Pyongyang laisse entrer les Sud-Coréens pour les condoléances à Kim Jong-il

La Corée du Nord a accepté d'ouvrir sa frontière avec la Corée du Sud, afin que ceux qui souhaitent rendre hommage à Kim Jong-il puissent le faire.

Un homme lit un journal au sujet de la mort de Kim Jong-il, à Séoul (Corée du Sud), le 20 décembre 2011.
Un homme lit un journal au sujet de la mort de Kim Jong-il, à Séoul (Corée du Sud), le 20 décembre 2011. (PRAKASH SINGH / AFP PHOTO)

C'est une décision inédite. La Corée du Nord a annoncé vendredi 23 décembre qu'elle acceptait l'entrée sur son territoire des Sud-Coréens voulant présenter leurs condoléances pour la mort du dirigeant communiste Kim Jong-il. Une chose impossible en temps normal, sauf autorisation exceptionnelle fournie par les autorités des deux pays.

"De nombreuses personnes en Corée du Sud demandent à venir pour présenter leurs condoléances, justifie le gouvernement nord-coréen. Nos institutions ont dit qu'elles acceptaient respectueusement toutes les délégations sud-coréennes désirant venir pour présenter leurs condoléances et ont pris des mesures pour ouvrir toutes les voies aériennes et routières via Kaesong", ville nord-coréenne frontalière du Sud.
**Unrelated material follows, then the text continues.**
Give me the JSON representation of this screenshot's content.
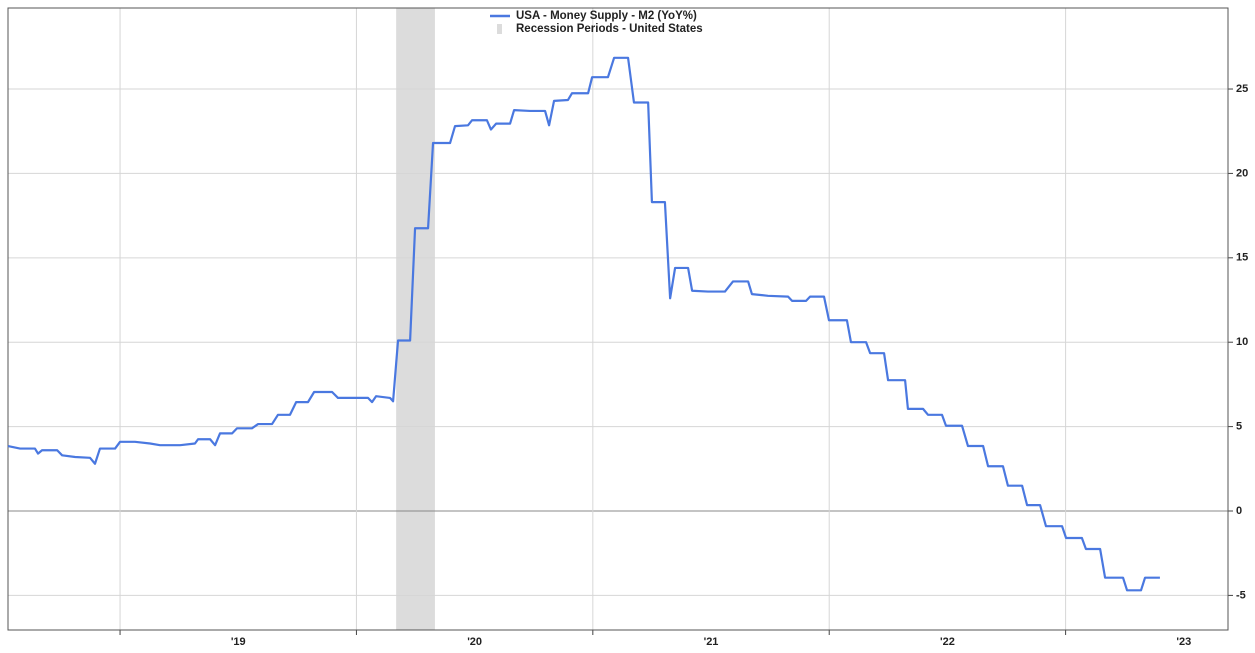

Pyongyang dénonce un blocage de Séoul

La Corée du Nord avait annoncé auparavant qu'elle n'accepterait aucune délégation étrangère chez elle pendant la période de deuil de treize jours décrétée après le décès, samedi, de Kim Jong-il.

"La sécurité et le confort de tous les visiteurs sud-coréens pendant leur visite sera garantie. Il s'agit d'un signe de courtoisie et de respect envers le cœur chaleureux des Sud-Coréens qui souhaitent partager le chagrin de notre deuil national", a précisé le régime. Mais Pyongyang a reproché au gouvernement de la Corée du Sud "de s'opposer à ces visites en bloquant leur passage".

Séoul, qui n'enverra aucun représentant officiel, n'a autorisé que deux délégations à se rendre aux obsèques - la famille de l'ancien président sud-coréen Kim Dae-jung et la présidente du groupe industriel sud-coréen Hyundai, Hyun Chung-Eun. D'après Pyongyang, "les relations intercoréennes peuvent s'améliorer ou complètement s'effondrer en fonction des décisions du Sud. De ce point de vue, les visites de condoléances constituent une affaire importante pouvant déterminer l'avenir de ces relations".